SetaPDF_Extractor_ContentStreamCleaner Helper class to clean up content streams.

File: /SetaPDF/Extractor/ContentStreamCleaner.php

Class hierarchy

Summary

Constants

REGEX_COLORS

const string SetaPDF_Extractor_ContentStreamCleaner::REGEX_COLORS = '/(?<=[}\\]\\x00\\x09\\x0A\\x0C\\x0D\\x20]|^)([\\d\\.\\-]+[\\x00\\x09\\x0A\\x0C\\x0D\\x20]+){1,4}(k|K|SC|sc|SCN|scn|rg|RG|g|G)(?=[\\x00\\x09\\x0A\\x0C\\x0D\\x20{\\[\\/]|$)/S'

Constant defining a regex for color operators.

REGEX_PATHOPERATORS

const string SetaPDF_Extractor_ContentStreamCleaner::REGEX_PATHOPERATORS = '/(?<=[}\\]\\x00\\x09\\x0A\\x0C\\x0D\\x20]|^)([\\d\\.\\-]+[\\x00\\x09\\x0A\\x0C\\x0D\\x20]+){0,6}(m|l|c|v|y|re|h|S|s|f|F|f\\*|B|B\\*|b|b\\*|n|W|W\\*)(?=[\\x00\\x09\\x0A\\x0C\\x0D\\x20{\\[\\/]|$)/S'

Constant defining a regex for path operators.

TYPE_ALL

Constant defining all content types.

TYPE_INLINE_IMAGE

Constant defining a content type.

TYPE_NONE

Constant defining a content type.

TYPE_OPERATOR

Constant defining a content type.

TYPE_STRING

Constant defining a content type.


Static Methods

_strposa()

static private bool|int SetaPDF_Extractor_ContentStreamCleaner::_strposa ( string $haystack, array $needles [, int $offset = 0 ] )

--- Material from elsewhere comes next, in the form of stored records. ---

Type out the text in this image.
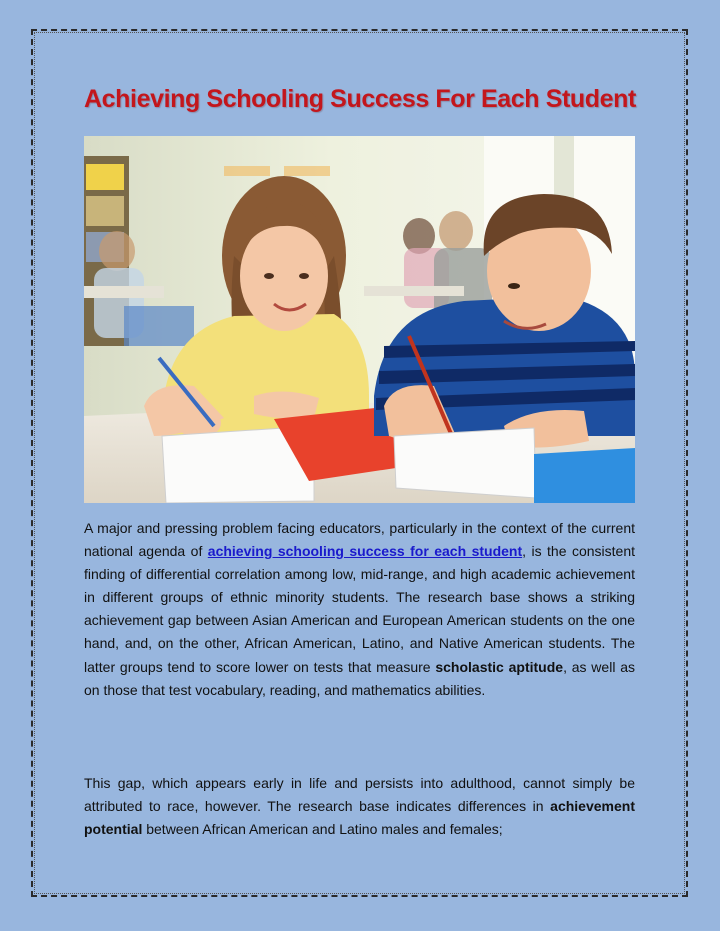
Achieving Schooling Success For Each Student

A major and pressing problem facing educators, particularly in the context of the current national agenda of achieving schooling success for each student, is the consistent finding of differential correlation among low, mid-range, and high academic achievement in different groups of ethnic minority students. The research base shows a striking achievement gap between Asian American and European American students on the one hand, and, on the other, African American, Latino, and Native American students. The latter groups tend to score lower on tests that measure scholastic aptitude, as well as on those that test vocabulary, reading, and mathematics abilities.

This gap, which appears early in life and persists into adulthood, cannot simply be attributed to race, however. The research base indicates differences in achievement potential between African American and Latino males and females;
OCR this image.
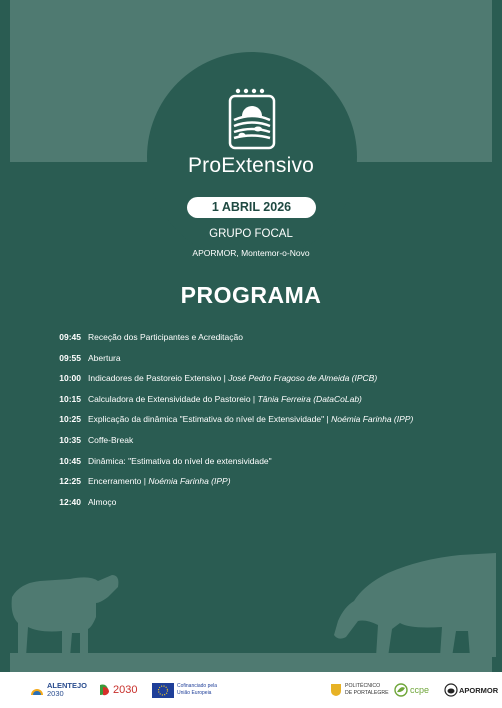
ProExtensivo
1 ABRIL 2026
GRUPO FOCAL
APORMOR, Montemor-o-Novo
PROGRAMA
09:45 Receção dos Participantes e Acreditação
09:55 Abertura
10:00 Indicadores de Pastoreio Extensivo | José Pedro Fragoso de Almeida (IPCB)
10:15 Calculadora de Extensividade do Pastoreio | Tânia Ferreira (DataCoLab)
10:25 Explicação da dinâmica "Estimativa do nível de Extensividade" | Noémia Farinha (IPP)
10:35 Coffe-Break
10:45 Dinâmica: "Estimativa do nível de extensividade"
12:25 Encerramento | Noémia Farinha (IPP)
12:40 Almoço
ALENTEJO
2030	2030	Cofinanciado pela
União Europeia
POLITÉCNICO
DE PORTALEGRE ccpe	APORMOR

Searches for the closest needle in the string.

If there is no needle in the string, it will return false.

Parameters
$haystack : string
 
$needles : array
 
$offset : int
 

clean()

static public string SetaPDF_Extractor_ContentStreamCleaner::clean ( string|array $data, array $regexes [, int $target = self::TYPE_OPERATOR ] )

Cleans a content stream string by using regexes on the chosen targets.

The regexes will NOT affect literal string objects.

Parameters
$data : string|array
 
$regexes : array
 
$target : int
 

splitStream()

static public array SetaPDF_Extractor_ContentStreamCleaner::splitStream ( string $string [, $ignore = self::TYPE_INLINE_IMAGE ] )

Splits a content stream string into literal strings, inline images and operators (all left).

The pieces offer information about their type.

Parameters
$string : string
 
$ignore :